Café blanc est chargé de la mise en œuvre de la manifestation à La Rochelle. Sensibiliser le public est un objectif majeur, pour cela il faut le faire connaître des médias, organiser la campagne de street-marketing. Nous gérons l’Espace Bernard Giraudeau (mis à disposition par la Ville), accompagnons le travail des régisseurs, mettons en place la billetterie, facilitons les hébergements et la restauration pour toute l’équipe. Tout se fait en étroite collaboration avec l’Idaf et la Cie Auguste Bienvenue.

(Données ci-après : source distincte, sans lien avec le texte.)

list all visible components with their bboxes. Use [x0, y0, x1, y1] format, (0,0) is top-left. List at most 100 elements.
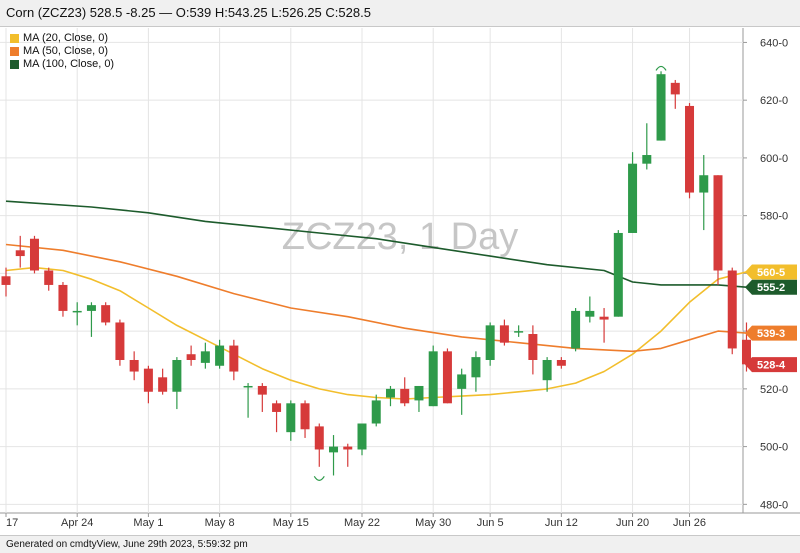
candle-body[interactable] — [300, 403, 310, 430]
chart-watermark: ZCZ23, 1 Day — [282, 216, 519, 258]
y-tick-label: 480-0 — [760, 499, 788, 511]
x-tick-label: May 22 — [344, 517, 380, 529]
candle-body[interactable] — [642, 155, 652, 164]
candle-body[interactable] — [1, 276, 11, 285]
candle-body[interactable] — [101, 305, 111, 323]
candle-body[interactable] — [727, 270, 737, 349]
ma100-swatch — [10, 60, 19, 69]
candle-body[interactable] — [556, 359, 566, 366]
candle-body[interactable] — [400, 388, 410, 404]
candle-body[interactable] — [371, 400, 381, 424]
ma50-label: MA (50, Close, 0) — [23, 45, 108, 57]
y-tick-label: 500-0 — [760, 442, 788, 454]
candle-body[interactable] — [314, 426, 324, 450]
candle-body[interactable] — [485, 325, 495, 360]
y-tick-label: 520-0 — [760, 384, 788, 396]
legend-item-ma100[interactable]: MA (100, Close, 0) — [10, 58, 114, 71]
candle-body[interactable] — [129, 359, 139, 372]
y-tick-label: 580-0 — [760, 211, 788, 223]
candle-body[interactable] — [158, 377, 168, 392]
candle-body[interactable] — [329, 446, 339, 453]
candle-body[interactable] — [29, 238, 39, 271]
ma50-line[interactable] — [5, 243, 747, 353]
candle-body[interactable] — [428, 351, 438, 407]
candle-body[interactable] — [15, 250, 25, 257]
legend-item-ma50[interactable]: MA (50, Close, 0) — [10, 45, 114, 58]
x-tick-label: Jun 26 — [673, 517, 706, 529]
price-tag-label: 539-3 — [757, 328, 785, 340]
candle-body[interactable] — [499, 325, 509, 343]
candle-body[interactable] — [741, 339, 751, 365]
candle-body[interactable] — [613, 232, 623, 317]
x-tick-label: Jun 20 — [616, 517, 649, 529]
price-tag-label: 555-2 — [757, 282, 785, 294]
candle-body[interactable] — [115, 322, 125, 360]
candle-body[interactable] — [471, 357, 481, 378]
candle-body[interactable] — [343, 446, 353, 450]
candle-body[interactable] — [58, 284, 68, 311]
period-high-marker — [655, 65, 667, 71]
x-tick-label: May 8 — [205, 517, 235, 529]
candle-body[interactable] — [699, 175, 709, 193]
symbol-title: Corn (ZCZ23) 528.5 -8.25 — O:539 H:543.2… — [6, 5, 371, 20]
indicator-legend: MA (20, Close, 0) MA (50, Close, 0) MA (… — [10, 32, 114, 71]
candle-body[interactable] — [229, 345, 239, 372]
candle-body[interactable] — [357, 423, 367, 450]
candle-body[interactable] — [457, 374, 467, 389]
x-tick-label: 17 — [6, 517, 18, 529]
ma20-label: MA (20, Close, 0) — [23, 32, 108, 44]
price-tag — [745, 279, 797, 295]
price-tag — [745, 357, 797, 373]
candle-body[interactable] — [200, 351, 210, 363]
candle-body[interactable] — [243, 385, 253, 388]
candle-body[interactable] — [628, 163, 638, 233]
candle-body[interactable] — [272, 403, 282, 412]
ma50-swatch — [10, 47, 19, 56]
candle-body[interactable] — [186, 354, 196, 360]
price-tag-label: 528-4 — [757, 360, 786, 372]
y-tick-label: 640-0 — [760, 37, 788, 49]
generated-timestamp: Generated on cmdtyView, June 29th 2023, … — [6, 539, 248, 550]
candle-body[interactable] — [685, 105, 695, 193]
x-tick-label: Apr 24 — [61, 517, 93, 529]
candle-body[interactable] — [172, 359, 182, 392]
candle-body[interactable] — [571, 310, 581, 349]
candle-body[interactable] — [585, 310, 595, 317]
price-tag — [745, 325, 797, 341]
candle-body[interactable] — [44, 270, 54, 285]
candle-body[interactable] — [143, 368, 153, 392]
x-tick-label: Jun 12 — [545, 517, 578, 529]
candle-body[interactable] — [670, 82, 680, 95]
x-tick-label: May 15 — [273, 517, 309, 529]
price-tag-label: 560-5 — [757, 267, 785, 279]
candle-body[interactable] — [713, 175, 723, 271]
ma100-line[interactable] — [5, 200, 747, 288]
candle-body[interactable] — [514, 331, 524, 333]
candle-body[interactable] — [528, 334, 538, 360]
x-tick-label: Jun 5 — [477, 517, 504, 529]
ma20-swatch — [10, 34, 19, 43]
header-bar: Corn (ZCZ23) 528.5 -8.25 — O:539 H:543.2… — [0, 0, 800, 27]
price-tag — [745, 264, 797, 280]
candle-body[interactable] — [215, 345, 225, 366]
candle-body[interactable] — [72, 310, 82, 313]
candle-body[interactable] — [414, 385, 424, 401]
candle-body[interactable] — [599, 316, 609, 320]
x-tick-label: May 1 — [133, 517, 163, 529]
ma100-label: MA (100, Close, 0) — [23, 58, 115, 70]
candle-body[interactable] — [385, 388, 395, 398]
candle-body[interactable] — [86, 305, 96, 311]
candle-body[interactable] — [257, 385, 267, 395]
period-low-marker — [313, 476, 325, 481]
legend-item-ma20[interactable]: MA (20, Close, 0) — [10, 32, 114, 45]
candle-body[interactable] — [656, 74, 666, 141]
candle-body[interactable] — [542, 359, 552, 381]
candle-body[interactable] — [286, 403, 296, 433]
x-tick-label: May 30 — [415, 517, 451, 529]
footer-bar: Generated on cmdtyView, June 29th 2023, … — [0, 535, 800, 553]
y-tick-label: 620-0 — [760, 95, 788, 107]
y-tick-label: 600-0 — [760, 153, 788, 165]
candle-body[interactable] — [442, 351, 452, 404]
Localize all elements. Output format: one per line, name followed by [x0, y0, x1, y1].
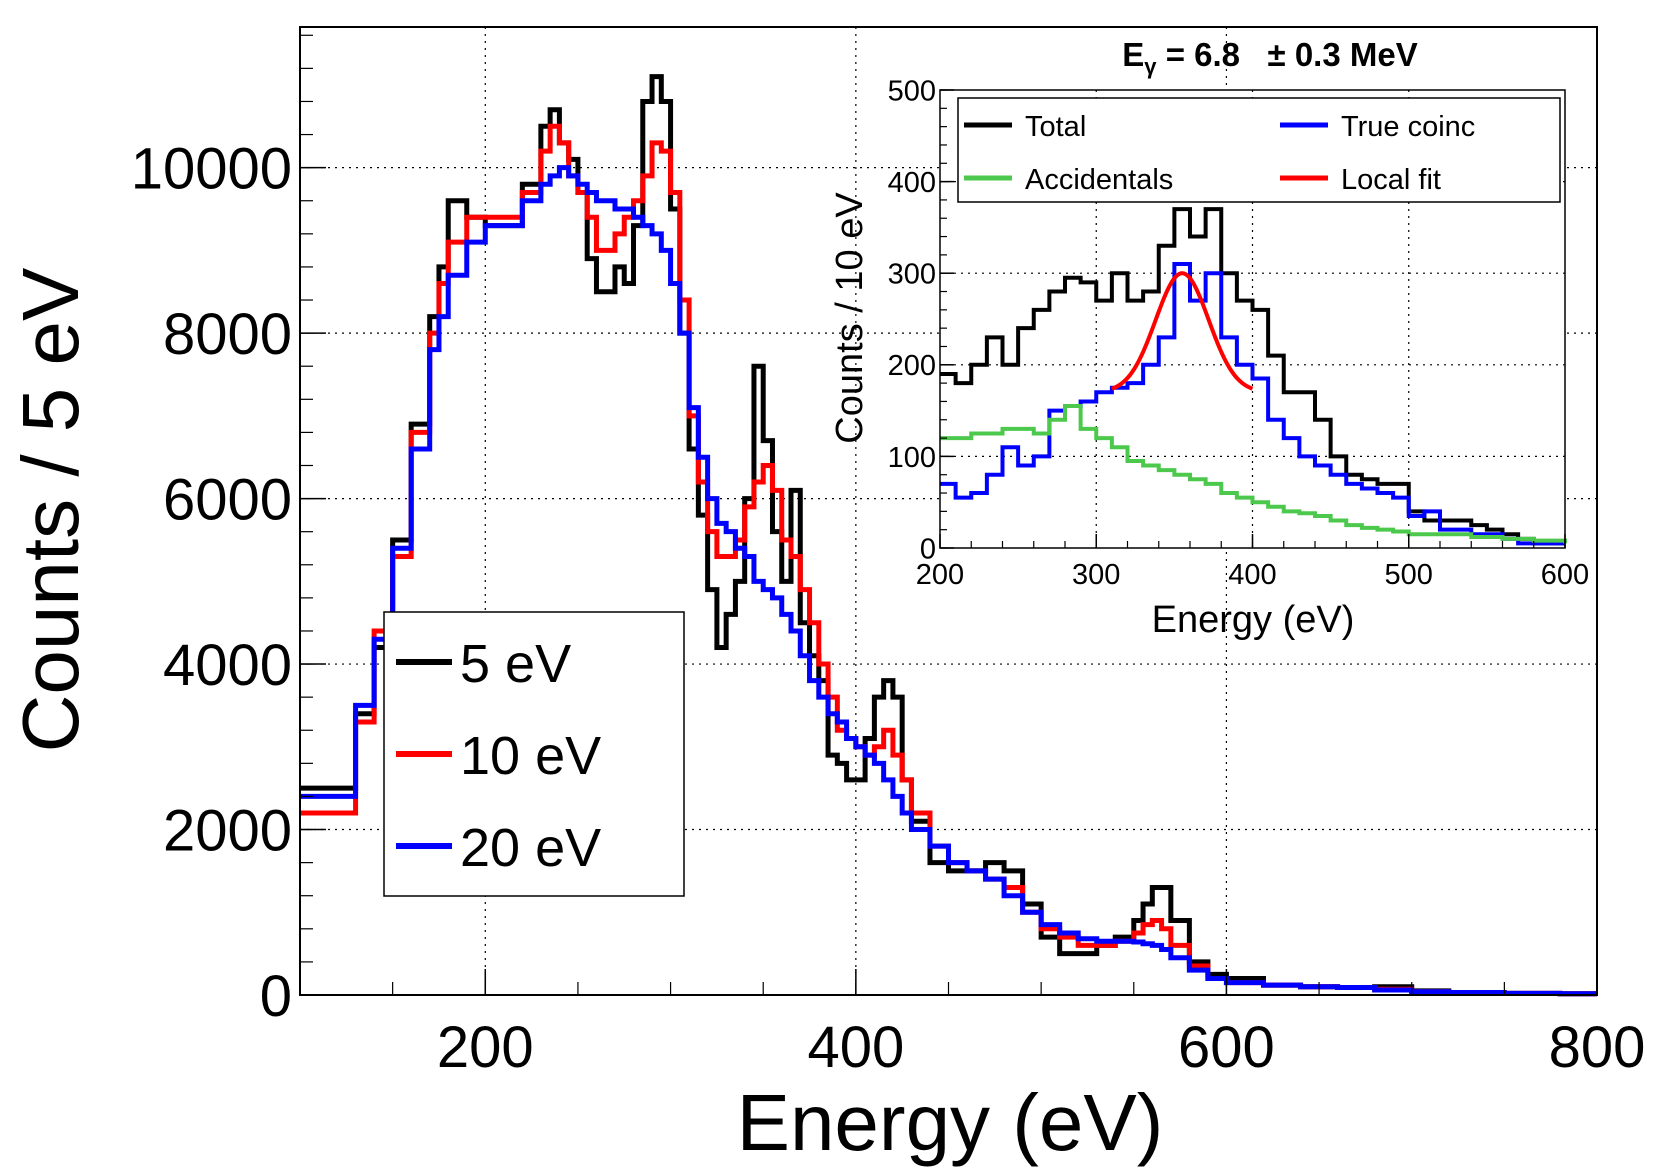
legend-label-5ev: 5 eV	[460, 634, 571, 694]
inset-y-tick-label: 300	[888, 259, 936, 291]
inset-y-tick-label: 200	[888, 350, 936, 382]
inset-legend-box	[957, 97, 1561, 203]
inset-series-accidentals	[940, 404, 1567, 544]
legend-label-total: Total	[1025, 111, 1086, 143]
inset-series	[940, 207, 1567, 546]
legend-label-true-coinc: True coinc	[1341, 111, 1475, 143]
inset-x-tick-label: 200	[916, 559, 964, 591]
main-y-tick-label: 10000	[131, 137, 292, 202]
inset-y-tick-label: 500	[888, 75, 936, 107]
main-x-tick-label: 800	[1549, 1015, 1646, 1080]
inset-series-true-coinc	[940, 262, 1565, 546]
main-y-tick-label: 6000	[163, 467, 292, 532]
main-y-tick-label: 8000	[163, 302, 292, 367]
inset-x-tick-label: 400	[1228, 559, 1276, 591]
main-series	[300, 74, 1597, 997]
legend-label-local-fit: Local fit	[1341, 164, 1441, 196]
legend-label-10ev: 10 eV	[460, 726, 601, 786]
main-x-axis-label: Energy (eV)	[737, 1078, 1164, 1167]
main-legend: 5 eV 10 eV 20 eV	[383, 611, 685, 897]
inset-x-axis-label: Energy (eV)	[1152, 599, 1355, 641]
inset-chart: 200 300 400 500 600 0 100 200 300 400 500 Eγ = 6.8…	[829, 36, 1589, 641]
inset-x-tick-label: 500	[1385, 559, 1433, 591]
inset-series-total	[940, 207, 1565, 546]
inset-series-local-fit	[1111, 271, 1254, 391]
main-series-20-ev	[300, 165, 1597, 997]
legend-label-20ev: 20 eV	[460, 818, 601, 878]
inset-title: Eγ = 6.8 ± 0.3 MeV	[1122, 36, 1417, 79]
main-y-tick-label: 2000	[163, 798, 292, 863]
inset-x-tick-label: 300	[1072, 559, 1120, 591]
main-series-10-ev	[300, 123, 1597, 997]
main-x-tick-label: 200	[437, 1015, 534, 1080]
main-x-tick-label: 400	[807, 1015, 904, 1080]
main-y-axis-label: Counts / 5 eV	[6, 267, 95, 752]
inset-x-tick-label: 600	[1541, 559, 1589, 591]
legend-label-accidentals: Accidentals	[1025, 164, 1173, 196]
inset-y-tick-label: 400	[888, 167, 936, 199]
inset-ticks: 200 300 400 500 600 0 100 200 300 400 500	[888, 75, 1590, 591]
main-x-tick-label: 600	[1178, 1015, 1275, 1080]
inset-title-e: E	[1122, 36, 1144, 73]
main-y-tick-label: 0	[260, 964, 292, 1029]
inset-y-tick-label: 0	[920, 533, 936, 565]
inset-y-tick-label: 100	[888, 442, 936, 474]
inset-legend: Total True coinc Accidentals Local fit	[957, 97, 1561, 203]
main-y-tick-label: 4000	[163, 633, 292, 698]
inset-title-value: = 6.8 ± 0.3 MeV	[1157, 36, 1418, 73]
inset-y-axis-label: Counts / 10 eV	[829, 192, 871, 444]
inset-title-gamma: γ	[1144, 54, 1157, 79]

À l’année, nous soutenons le développement de JOG, fusion originale Musiques de l’Inde et Musiques Actuelles (collaboration avec Myriades & Cies-Paris), le saxophoniste Carl Schlosser pour son projet Hypnotic Octo’pulse avec le pianiste Franck Jaccard, la conteuse Justine Devin pour son projet 3 en Inde (avec Mosin Kawa et Hervé Sicard de JOG), nous accompagnons, pour la diffusion, le chanteur urbain et slameur Sebseb (collaboration avec Contre-Courant Production-Toulouse).

Enfin, nous poursuivons le projet expérimental multi-culturel Traverser les Frontières depuis 2016, réflexion sur leur existence au travers de différents langages artistiques, grâce auquel nous avons rencontré l’Institut des Afriques. Ce projet creuse son sillon au fil du temps et se présente comme une série. En 2024, nous reprendrons Frontières/SlamRap et Vidéo avec Sebseb pour l’écriture et Sallah Laddi, réalisateur (Coolisses), une série d’ateliers visant une formule finale ciné-concert.